Her face starts to morph. It sags and grows soft with fear. “No,” she says. “I’ve got to go to work.”

“It’s about your husband.”

It seems pointless to say. She already knows it is. Natasha sneers and steps back. She looks at me and I can see her thinking, No accounting for taste.

“I think he had an affair with my sister.”

“Who?”

“Rachel Lawrence.”

Relief slips over her face, and she lowers her eyes. “No, you’re wrong. He already talked to the police.”

“I’m asking you. If there’s anything you noticed, if he has ever acted strange, about going somewhere or meeting someone.”

“He hasn’t.”

“Then when you saw me—just now—why did you think I’d been having it off with him?”

“I didn’t,” she says and laughs. “I thought you were going to rob me.”

I don’t believe her, but, then, I also can’t remember the last
time I showered, or put anything on the dark, shiny smudges under my eyes.

“My sister killed herself on her twentieth birthday,” she says. “If I could help you, I would, I promise.”

“Does he have a middle name?”

“Yes,” she says and clears her throat.

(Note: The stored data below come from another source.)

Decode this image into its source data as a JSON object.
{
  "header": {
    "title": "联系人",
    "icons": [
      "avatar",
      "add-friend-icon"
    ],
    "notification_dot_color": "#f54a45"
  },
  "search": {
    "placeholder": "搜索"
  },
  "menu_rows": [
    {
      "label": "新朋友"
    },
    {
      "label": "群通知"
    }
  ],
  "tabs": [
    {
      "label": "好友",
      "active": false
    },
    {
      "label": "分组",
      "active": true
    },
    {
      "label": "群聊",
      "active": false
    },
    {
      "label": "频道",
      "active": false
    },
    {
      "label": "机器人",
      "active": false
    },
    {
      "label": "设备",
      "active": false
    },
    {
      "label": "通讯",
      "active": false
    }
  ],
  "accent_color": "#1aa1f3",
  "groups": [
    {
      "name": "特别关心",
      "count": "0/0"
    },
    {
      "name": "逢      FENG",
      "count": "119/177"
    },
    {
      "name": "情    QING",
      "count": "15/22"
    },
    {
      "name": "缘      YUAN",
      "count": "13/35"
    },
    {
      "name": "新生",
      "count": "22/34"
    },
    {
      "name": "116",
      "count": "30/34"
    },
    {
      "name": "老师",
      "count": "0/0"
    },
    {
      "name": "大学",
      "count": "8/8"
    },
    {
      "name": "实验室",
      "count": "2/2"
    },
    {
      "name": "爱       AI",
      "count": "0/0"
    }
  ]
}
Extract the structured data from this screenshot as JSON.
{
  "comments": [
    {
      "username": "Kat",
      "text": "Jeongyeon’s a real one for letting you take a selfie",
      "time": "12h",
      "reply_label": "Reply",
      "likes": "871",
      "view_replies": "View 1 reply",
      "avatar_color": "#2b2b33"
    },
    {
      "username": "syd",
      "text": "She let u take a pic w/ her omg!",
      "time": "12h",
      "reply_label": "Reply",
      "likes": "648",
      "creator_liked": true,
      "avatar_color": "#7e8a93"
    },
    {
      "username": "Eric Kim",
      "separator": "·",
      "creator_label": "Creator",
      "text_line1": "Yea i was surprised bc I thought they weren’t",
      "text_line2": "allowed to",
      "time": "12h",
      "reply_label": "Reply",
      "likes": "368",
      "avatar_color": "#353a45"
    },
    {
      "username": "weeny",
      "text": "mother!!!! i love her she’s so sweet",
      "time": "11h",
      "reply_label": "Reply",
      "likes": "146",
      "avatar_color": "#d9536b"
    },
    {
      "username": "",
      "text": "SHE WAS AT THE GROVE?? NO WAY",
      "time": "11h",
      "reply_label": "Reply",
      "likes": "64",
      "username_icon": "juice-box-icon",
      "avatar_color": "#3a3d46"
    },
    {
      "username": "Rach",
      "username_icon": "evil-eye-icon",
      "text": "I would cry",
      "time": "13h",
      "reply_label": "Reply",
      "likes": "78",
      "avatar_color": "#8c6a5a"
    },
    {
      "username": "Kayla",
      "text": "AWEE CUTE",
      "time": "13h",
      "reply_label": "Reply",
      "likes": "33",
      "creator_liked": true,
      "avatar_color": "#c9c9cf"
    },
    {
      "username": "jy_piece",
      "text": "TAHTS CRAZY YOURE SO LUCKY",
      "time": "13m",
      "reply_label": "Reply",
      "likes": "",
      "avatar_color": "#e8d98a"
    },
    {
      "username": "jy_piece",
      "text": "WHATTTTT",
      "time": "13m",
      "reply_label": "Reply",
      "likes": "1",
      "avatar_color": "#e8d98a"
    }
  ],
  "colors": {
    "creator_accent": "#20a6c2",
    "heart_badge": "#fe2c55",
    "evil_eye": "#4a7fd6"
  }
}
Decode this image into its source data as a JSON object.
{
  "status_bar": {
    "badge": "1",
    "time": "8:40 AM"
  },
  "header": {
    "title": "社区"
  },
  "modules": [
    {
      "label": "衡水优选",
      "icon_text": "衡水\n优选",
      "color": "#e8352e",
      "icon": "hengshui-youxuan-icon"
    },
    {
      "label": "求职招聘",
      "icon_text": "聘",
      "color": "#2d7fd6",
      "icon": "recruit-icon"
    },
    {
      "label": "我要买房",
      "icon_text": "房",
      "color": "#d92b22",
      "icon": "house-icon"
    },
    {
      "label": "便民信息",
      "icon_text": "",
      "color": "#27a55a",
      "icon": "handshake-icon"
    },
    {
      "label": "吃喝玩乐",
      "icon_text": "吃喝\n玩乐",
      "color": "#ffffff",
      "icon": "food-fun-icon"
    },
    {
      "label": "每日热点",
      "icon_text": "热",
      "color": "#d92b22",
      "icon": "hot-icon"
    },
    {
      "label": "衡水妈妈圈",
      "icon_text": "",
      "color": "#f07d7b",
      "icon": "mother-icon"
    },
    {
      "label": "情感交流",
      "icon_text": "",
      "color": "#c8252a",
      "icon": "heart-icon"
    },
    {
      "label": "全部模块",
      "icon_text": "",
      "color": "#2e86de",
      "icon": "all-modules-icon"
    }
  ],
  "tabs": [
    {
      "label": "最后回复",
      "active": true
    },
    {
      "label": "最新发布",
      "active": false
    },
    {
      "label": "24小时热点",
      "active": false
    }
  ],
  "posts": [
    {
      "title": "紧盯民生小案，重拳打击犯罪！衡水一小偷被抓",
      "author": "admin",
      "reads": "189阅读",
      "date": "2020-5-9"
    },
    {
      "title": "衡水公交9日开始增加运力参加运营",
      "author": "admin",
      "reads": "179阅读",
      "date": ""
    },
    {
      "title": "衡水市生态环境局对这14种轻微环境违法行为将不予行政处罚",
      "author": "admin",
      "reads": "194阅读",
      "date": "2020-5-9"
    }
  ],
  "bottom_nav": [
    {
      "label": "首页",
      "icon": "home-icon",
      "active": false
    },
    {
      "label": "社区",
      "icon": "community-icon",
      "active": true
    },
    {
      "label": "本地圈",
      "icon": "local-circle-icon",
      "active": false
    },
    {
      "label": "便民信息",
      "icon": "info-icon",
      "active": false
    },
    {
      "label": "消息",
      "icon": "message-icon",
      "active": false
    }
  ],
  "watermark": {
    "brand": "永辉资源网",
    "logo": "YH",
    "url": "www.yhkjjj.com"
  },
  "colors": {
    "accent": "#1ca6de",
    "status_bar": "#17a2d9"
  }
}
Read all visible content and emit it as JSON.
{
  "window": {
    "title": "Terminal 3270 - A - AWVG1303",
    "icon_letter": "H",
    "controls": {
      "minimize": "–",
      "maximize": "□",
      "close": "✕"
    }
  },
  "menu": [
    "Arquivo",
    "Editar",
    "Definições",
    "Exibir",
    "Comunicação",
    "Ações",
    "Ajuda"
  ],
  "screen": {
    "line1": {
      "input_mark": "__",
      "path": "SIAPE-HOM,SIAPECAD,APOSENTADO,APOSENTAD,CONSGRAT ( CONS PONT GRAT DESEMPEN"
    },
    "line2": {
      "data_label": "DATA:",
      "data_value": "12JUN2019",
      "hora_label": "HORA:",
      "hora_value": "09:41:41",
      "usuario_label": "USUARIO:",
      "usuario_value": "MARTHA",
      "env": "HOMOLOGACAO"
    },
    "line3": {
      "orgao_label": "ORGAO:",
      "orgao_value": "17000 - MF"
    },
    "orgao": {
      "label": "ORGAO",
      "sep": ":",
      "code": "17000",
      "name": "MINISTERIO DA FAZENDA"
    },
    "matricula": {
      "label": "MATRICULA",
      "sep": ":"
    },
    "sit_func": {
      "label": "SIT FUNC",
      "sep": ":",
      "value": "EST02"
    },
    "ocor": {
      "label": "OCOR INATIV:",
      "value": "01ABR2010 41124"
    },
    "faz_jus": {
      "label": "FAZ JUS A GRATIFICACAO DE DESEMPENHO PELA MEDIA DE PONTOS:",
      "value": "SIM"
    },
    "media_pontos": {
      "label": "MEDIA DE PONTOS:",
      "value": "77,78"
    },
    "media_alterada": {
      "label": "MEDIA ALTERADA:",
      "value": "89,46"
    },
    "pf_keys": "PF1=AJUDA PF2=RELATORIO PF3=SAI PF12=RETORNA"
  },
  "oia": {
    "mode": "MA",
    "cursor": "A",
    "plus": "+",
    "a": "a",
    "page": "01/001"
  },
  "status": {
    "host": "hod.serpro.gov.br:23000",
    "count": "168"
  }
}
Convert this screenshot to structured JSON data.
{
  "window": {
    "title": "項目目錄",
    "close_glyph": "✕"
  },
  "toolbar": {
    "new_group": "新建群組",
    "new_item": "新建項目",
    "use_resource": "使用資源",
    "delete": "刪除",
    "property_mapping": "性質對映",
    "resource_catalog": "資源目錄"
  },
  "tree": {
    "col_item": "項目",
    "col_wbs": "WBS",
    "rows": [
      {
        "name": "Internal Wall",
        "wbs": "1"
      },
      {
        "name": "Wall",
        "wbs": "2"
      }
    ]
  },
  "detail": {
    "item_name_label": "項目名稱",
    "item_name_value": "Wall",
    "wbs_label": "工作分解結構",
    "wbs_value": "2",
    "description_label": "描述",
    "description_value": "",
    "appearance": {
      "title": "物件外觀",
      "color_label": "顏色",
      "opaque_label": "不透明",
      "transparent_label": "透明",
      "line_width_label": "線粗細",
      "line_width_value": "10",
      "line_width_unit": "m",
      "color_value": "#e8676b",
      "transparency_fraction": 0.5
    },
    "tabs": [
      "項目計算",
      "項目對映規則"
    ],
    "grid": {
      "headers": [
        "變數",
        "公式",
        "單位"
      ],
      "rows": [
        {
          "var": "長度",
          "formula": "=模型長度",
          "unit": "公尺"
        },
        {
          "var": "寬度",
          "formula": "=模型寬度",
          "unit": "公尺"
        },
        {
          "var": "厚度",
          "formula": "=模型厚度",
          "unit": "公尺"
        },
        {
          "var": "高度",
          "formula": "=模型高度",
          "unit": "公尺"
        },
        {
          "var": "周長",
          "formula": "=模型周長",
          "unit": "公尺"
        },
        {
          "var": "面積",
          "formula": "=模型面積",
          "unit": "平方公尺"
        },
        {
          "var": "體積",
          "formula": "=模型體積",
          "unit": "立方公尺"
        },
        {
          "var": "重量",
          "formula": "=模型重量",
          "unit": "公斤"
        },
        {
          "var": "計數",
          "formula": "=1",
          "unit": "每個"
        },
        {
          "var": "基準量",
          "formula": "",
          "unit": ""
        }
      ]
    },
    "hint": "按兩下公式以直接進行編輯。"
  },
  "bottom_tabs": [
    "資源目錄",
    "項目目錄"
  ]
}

She looks nervous. “Thomas.”

 • • • 

Martha answers from her dressing room at the Royal Court.

“What happens when you have an affair?” I ask.

“You get fit,” she says. “You spend money on different things. You start to spend time in other parts of the city.”

Martha has complained to me before that half of the plays running in London at any given time revolve around an affair. She has played an adulterer or mistress in a dozen productions. She last acted in
Betrayal
, in which the lovers buy a flat in Kilburn. I can’t imagine Rachel doing that. It seems outdated, buying a flat for adultery, like owning a gas ring, and financially impossible. Normal people couldn’t do that anymore, you couldn’t shift enough money to buy an entire flat.

“Is there anything else?”

“Something to do with your phone. You might get a second one, or start spending more time on it,” she says. “How are you?”

“Fine. I have a routine now,” I say, though that’s not quite right, it’s less of a routine than a reason.

“Come home,” says Martha. “I made a copy of my keys for you.”

“I can’t.”

“She isn’t watching, Nora. You can’t make it up to her.”

“What about presents? Isn’t that something people do in an affair?”

 • • • 

I’m meeting a friend named Martin, said Rachel, on the Sunday before she died.

It’s not Keith’s middle name but it could still be what she called him. Moretti said there were no unknown numbers on her phone and no trace of her arranging to meet someone on
Sunday. If it was Keith, they might have bumped into each other in town and arranged to meet Sunday evening. They wouldn’t need to call or send messages.

 • • • 

For the next two days it rains. The gargoyles on the bank scream into the wet. Paul Wheeler hasn’t made contact again. The police won’t investigate him for the assault fifteen years ago. I have to think of a way to prevent him from doing it to someone else. Immobilize him, somehow. I have time. His brother bought him a flat in Leeds, he has a job, he has parole requirements. I doubt he will leave.

Every so often I walk down Bray Lane, but nothing seems out of order in their house. I wait for Natasha to call me. She must be curious. She must want to know the reasons for my suspicion.